Не могу сказать, чтобы результаты моего труда меня вполне удовлетворили, но, так или иначе, поэма была закончена и исполнена впервые в апреле 1943 года. <…> Следующую свою симфоническую работу я писал на основе более свойственных мне мелодических интонаций (преимущественно в духе армянской народной песни). Однако по пути к завершению этого очередного своего опуса я (в течение очень короткого времени) написал свой Третий струнный квартет в форме темы с вариациями. Сочинение это, по внешним своим признакам как будто никак не связанное с непосредственной тематикой войны, будучи, в сущности, глубоко лирическим высказыванием, воплощенным к тому же в сугубо камерном жанре и в вариационной теме, является, однако, в большей степени, чем все другие работы военного времени, моим творческим ответом на события Отечественной войны. <…>
Война научила всех, в том числе и нас, советских художников, относиться к своему труду с большей ответственностью и серьезностью, чем когда бы то ни было раньше. <…> Подняться до уровня великих задач, стоящих перед нами, оказаться на художественной высоте их воплощения в музыкальном творчестве – к этому должны быть направлены все наши стремления, вся воля…»
Такие совершенно искренние, наивные и ходульные фразы, типичные для того времени, написал папа вместо того, чтобы поделиться своими конкретными воспоминаниями о фронте, о тех днях, которые сдружили его с генералом по имени, как ни странно, тоже Николай Карпович, но Ефременко, часто у нас бывавшим, а потом исчезнувшим (увы, не знаю его дальнейшей судьбы). Он рассказывал нам с мамой о совершенном папином безрассудстве. О том, что папа не хотел подчиняться команде «Ложись», доставляя ему немало хлопот, но вызвал в то же время симпатию полным отсутствием инстинкта самосохранения, отвагой, самоотречением.
Аресты, война, болезнь стояли за лучшими произведениями папы, Третьим струнным квартетом, Симфониеттой.

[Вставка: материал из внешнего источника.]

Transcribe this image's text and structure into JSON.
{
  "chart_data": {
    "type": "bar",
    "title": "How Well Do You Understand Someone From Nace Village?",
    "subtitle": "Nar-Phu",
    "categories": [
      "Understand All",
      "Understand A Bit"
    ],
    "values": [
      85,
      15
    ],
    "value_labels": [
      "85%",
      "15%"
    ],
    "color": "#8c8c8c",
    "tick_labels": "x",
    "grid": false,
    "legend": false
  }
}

Я упоминала и о втором – незначительном по масштабу – обстоятельстве, связанном с концом папиной жизни. Это обстоятельство носит совершенно личный характер. Из-за болезни отойдя от всех дел, папа получил возможность проводить время со мной. Немного этого времени было ему и мне отпущено. Он теперь уже не только точно знал, в каком классе я учусь (родители совершенно не были в курсе моих школьных дел), но и носил в кармане пиджака мой табель со сплошными пятерками и при каждом удобном случае им хвастался.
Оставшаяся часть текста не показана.